Gradient Multi-Normalization for Stateless and Scalable LLM Training
Meyer Scetbon, Chao Ma, Wenbo Gong, Edward Meeds
TL;DR
The paper tackles the challenge of memory-heavy optimizers in large-language model training by proposing a stateless, gradient-normalization-based approach that extends beyond a single norm. It introduces Multi-Normalized Gradient Descent (MNGD) and shows SWAN as a specific case, then presents SinkGD with SR-Sinkhorn as a scalable implementation that lowers computational cost to $\mathcal{O}(mn)$ while preserving memory efficiency. The method achieves substantial practical gains, including up to a 3× speedup over Adam and strong memory savings during LLaMA pretraining up to $1$B parameters. Empirically, SinkGD matches or surpasses competitive baselines on 60M–1.3B LLaMA tasks, highlighting the viability of multi-norm gradient normalization for stateless optimization in large-scale NLP. The work combines theoretical convergence insights with a practical, efficient algorithmic design that could influence future memory-aware optimization strategies for large models.
Abstract
Training large language models (LLMs) typically relies on adaptive optimizers like Adam (Kingma & Ba, 2015) which store additional state information to accelerate convergence but incur significant memory overhead.

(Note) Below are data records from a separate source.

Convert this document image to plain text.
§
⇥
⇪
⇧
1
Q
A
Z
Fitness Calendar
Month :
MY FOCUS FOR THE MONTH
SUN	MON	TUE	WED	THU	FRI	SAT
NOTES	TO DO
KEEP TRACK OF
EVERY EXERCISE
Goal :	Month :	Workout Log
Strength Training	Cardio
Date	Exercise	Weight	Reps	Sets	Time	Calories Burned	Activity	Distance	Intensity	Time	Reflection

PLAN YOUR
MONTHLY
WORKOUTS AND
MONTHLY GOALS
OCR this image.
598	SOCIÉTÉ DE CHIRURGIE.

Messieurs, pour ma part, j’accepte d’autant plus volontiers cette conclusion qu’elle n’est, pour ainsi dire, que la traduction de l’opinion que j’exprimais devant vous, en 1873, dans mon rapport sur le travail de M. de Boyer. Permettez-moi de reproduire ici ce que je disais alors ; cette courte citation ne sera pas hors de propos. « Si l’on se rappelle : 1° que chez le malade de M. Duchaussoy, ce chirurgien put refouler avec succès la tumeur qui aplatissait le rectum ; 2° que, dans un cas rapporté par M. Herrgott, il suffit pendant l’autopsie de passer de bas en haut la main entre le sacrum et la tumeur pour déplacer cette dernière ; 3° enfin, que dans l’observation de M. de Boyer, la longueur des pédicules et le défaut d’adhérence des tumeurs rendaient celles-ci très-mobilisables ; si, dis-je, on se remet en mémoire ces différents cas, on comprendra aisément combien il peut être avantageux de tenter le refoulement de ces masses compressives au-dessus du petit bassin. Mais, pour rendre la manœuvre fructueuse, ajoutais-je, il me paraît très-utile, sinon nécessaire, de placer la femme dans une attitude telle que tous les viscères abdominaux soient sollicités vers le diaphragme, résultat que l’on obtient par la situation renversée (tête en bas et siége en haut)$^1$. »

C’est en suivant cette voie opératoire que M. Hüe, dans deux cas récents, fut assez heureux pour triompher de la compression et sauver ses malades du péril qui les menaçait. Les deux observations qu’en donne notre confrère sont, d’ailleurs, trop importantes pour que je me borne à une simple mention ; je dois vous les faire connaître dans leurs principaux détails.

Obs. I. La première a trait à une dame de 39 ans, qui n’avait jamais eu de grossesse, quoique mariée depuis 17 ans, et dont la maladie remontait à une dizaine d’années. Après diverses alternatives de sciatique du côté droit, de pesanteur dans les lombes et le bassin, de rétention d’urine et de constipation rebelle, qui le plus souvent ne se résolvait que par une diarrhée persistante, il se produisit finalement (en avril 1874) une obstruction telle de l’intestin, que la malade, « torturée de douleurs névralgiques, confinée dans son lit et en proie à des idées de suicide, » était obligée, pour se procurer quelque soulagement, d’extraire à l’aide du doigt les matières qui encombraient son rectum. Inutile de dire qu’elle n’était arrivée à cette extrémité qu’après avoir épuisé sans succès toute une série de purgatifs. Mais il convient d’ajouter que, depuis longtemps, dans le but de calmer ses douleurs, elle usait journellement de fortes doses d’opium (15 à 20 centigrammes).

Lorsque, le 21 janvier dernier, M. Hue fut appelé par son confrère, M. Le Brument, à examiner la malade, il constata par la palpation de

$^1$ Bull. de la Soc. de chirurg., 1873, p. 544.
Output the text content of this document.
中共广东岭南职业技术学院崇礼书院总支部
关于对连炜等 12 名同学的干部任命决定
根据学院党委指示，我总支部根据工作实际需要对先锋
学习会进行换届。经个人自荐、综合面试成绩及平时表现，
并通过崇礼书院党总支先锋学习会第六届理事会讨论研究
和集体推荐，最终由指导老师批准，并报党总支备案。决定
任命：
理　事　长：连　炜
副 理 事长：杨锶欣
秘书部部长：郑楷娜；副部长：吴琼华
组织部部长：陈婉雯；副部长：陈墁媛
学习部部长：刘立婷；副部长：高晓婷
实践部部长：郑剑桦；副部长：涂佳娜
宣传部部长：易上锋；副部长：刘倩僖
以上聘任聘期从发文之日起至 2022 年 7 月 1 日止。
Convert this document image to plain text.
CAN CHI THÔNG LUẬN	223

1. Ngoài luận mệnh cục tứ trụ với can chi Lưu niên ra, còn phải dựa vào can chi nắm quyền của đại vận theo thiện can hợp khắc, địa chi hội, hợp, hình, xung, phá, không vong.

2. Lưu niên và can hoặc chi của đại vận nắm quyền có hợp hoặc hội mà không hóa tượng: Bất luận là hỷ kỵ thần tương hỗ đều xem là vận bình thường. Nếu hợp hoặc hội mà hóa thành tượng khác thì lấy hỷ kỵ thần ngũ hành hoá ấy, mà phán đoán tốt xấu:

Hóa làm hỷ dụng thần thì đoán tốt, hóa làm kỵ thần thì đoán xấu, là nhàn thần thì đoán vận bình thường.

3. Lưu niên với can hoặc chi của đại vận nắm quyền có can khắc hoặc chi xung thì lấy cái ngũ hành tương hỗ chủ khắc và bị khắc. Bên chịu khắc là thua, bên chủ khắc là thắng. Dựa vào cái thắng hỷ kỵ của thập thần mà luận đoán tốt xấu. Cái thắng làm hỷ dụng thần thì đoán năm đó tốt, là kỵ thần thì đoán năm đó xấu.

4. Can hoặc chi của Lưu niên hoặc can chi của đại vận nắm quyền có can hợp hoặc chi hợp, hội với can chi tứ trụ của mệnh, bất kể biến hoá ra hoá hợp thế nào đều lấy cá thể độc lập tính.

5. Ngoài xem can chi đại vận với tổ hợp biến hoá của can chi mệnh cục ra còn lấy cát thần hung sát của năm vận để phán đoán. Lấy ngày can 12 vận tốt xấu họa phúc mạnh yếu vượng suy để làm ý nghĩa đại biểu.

Recent efforts, such as SWAN (Ma et al., 2024) address this by eliminating the need for optimizer states while achieving performance comparable to Adam via a multi-step preprocessing procedure applied to instantaneous gradients. Motivated by the success of SWAN, we introduce a novel framework for designing stateless optimizers that normalizes stochastic gradients according to multiple norms. To achieve this, we propose a simple alternating scheme to enforce the normalization of gradients w.r.t these norms. We show that our procedure can produce, up to an arbitrary precision, a fixed-point of the problem, and that SWAN is a particular instance of our approach with carefully chosen norms, providing a deeper understanding of its design. However, SWAN's computationally expensive whitening/orthogonalization step limit its practicality for large LMs. Using our principled perspective, we develop of a more efficient, scalable, and practical stateless optimizer. Our algorithm relaxes the properties of SWAN, significantly reducing its computational cost while retaining its memory efficiency, making it applicable to training large-scale models. Experiments on pre-training LLaMA models with up to 1 billion parameters demonstrate a 3X speedup over Adam with significantly reduced memory requirements, outperforming other memory-efficient baselines.